S. Rajendran, N. Farzana, S. Tarek, H. Kamali, F. Farahmandi, and M. Tehranipoor

Due to the increasing size and complexity of system-on-chips (SoCs), new threats and vulnerabilities are emerging, mainly related to flaws at the system level. Due to the lack of decisive security requirements and properties from the perspective of the SoC designer, the system-level verification process, whose violation may lead to exploiting a hardware vulnerability, is not studied comprehensively. To enable more comprehensive verification of system-level properties, this paper presents a framework known as HUnTer ( H ardware Un derath T rigg er ) for identifying sets of instructions (sequences) at the processor unit (PU) that reveal the underlying hardware vulnerabilities.

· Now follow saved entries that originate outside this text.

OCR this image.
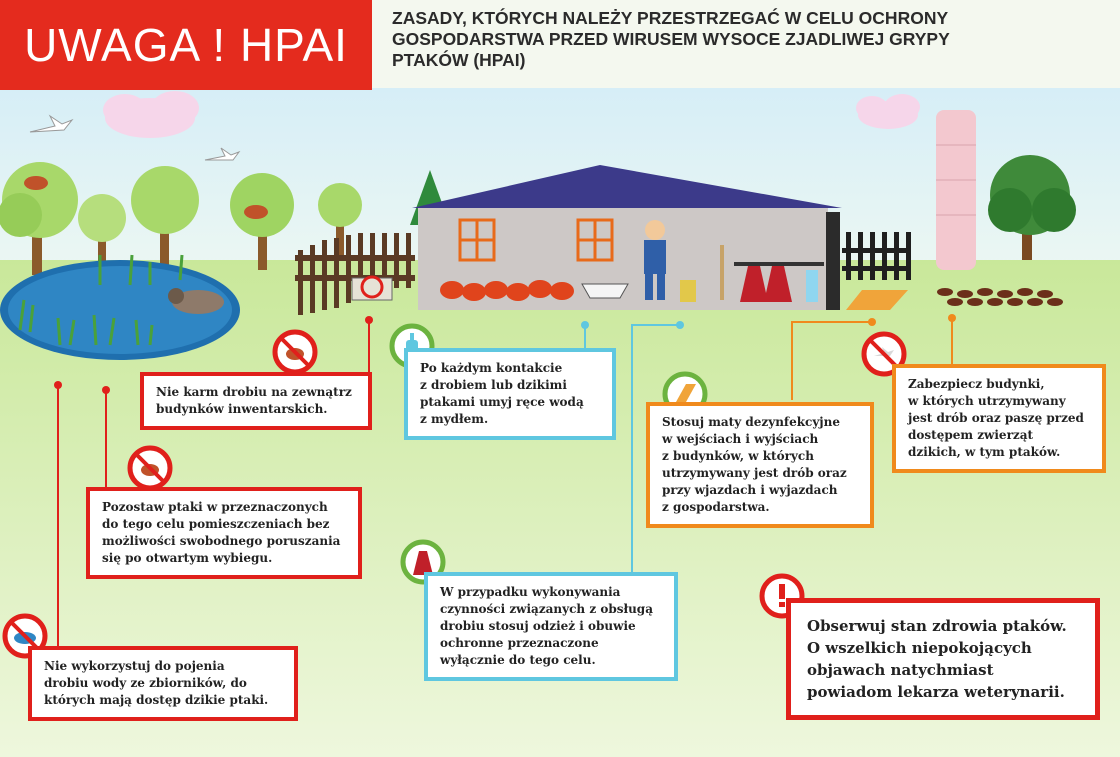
UWAGA ! HPAI
ZASADY, KTÓRYCH NALEŻY PRZESTRZEGAĆ W CELU OCHRONY
GOSPODARSTWA PRZED WIRUSEM WYSOCE ZJADLIWEJ GRYPY
PTAKÓW (HPAI)
Nie karm drobiu na zewnątrz
budynków inwentarskich.
Po każdym kontakcie
z drobiem lub dzikimi
ptakami umyj ręce wodą
z mydłem.	Stosuj maty dezynfekcyjne
w wejściach i wyjściach
z budynków, w których
utrzymywany jest drób oraz
przy wjazdach i wyjazdach
z gospodarstwa.
Zabezpiecz budynki,
w których utrzymywany
jest drób oraz paszę przed
dostępem zwierząt
dzikich, w tym ptaków.
Pozostaw ptaki w przeznaczonych
do tego celu pomieszczeniach bez
możliwości swobodnego poruszania
się po otwartym wybiegu.
W przypadku wykonywania
czynności związanych z obsługą
drobiu stosuj odzież i obuwie
ochronne przeznaczone
wyłącznie do tego celu.
Nie wykorzystuj do pojenia
drobiu wody ze zbiorników, do
których mają dostęp dzikie ptaki.
Obserwuj stan zdrowia ptaków.
O wszelkich niepokojących
objawach natychmiast
powiadom lekarza weterynarii.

HUnTer automates (i) threat modeling, (ii) threat-based formal verification, (iii) generating counterexamples, and (iv) generating snippet code to exploit the vulnerability. Furthermore, the HUnTer framework defines a unique security coverage metric (HUnT_Coverage) to measure the performance and effectiveness of vulnerability exploits. To demonstrate the high effectiveness of the proposed framework, we conduct a wide variety of case studies using the HUnTer framework on RISC-V-based open-source SoC architecture and attains the security coverage of 86% as an average for 11 benchmarks of the Trust-Hub database.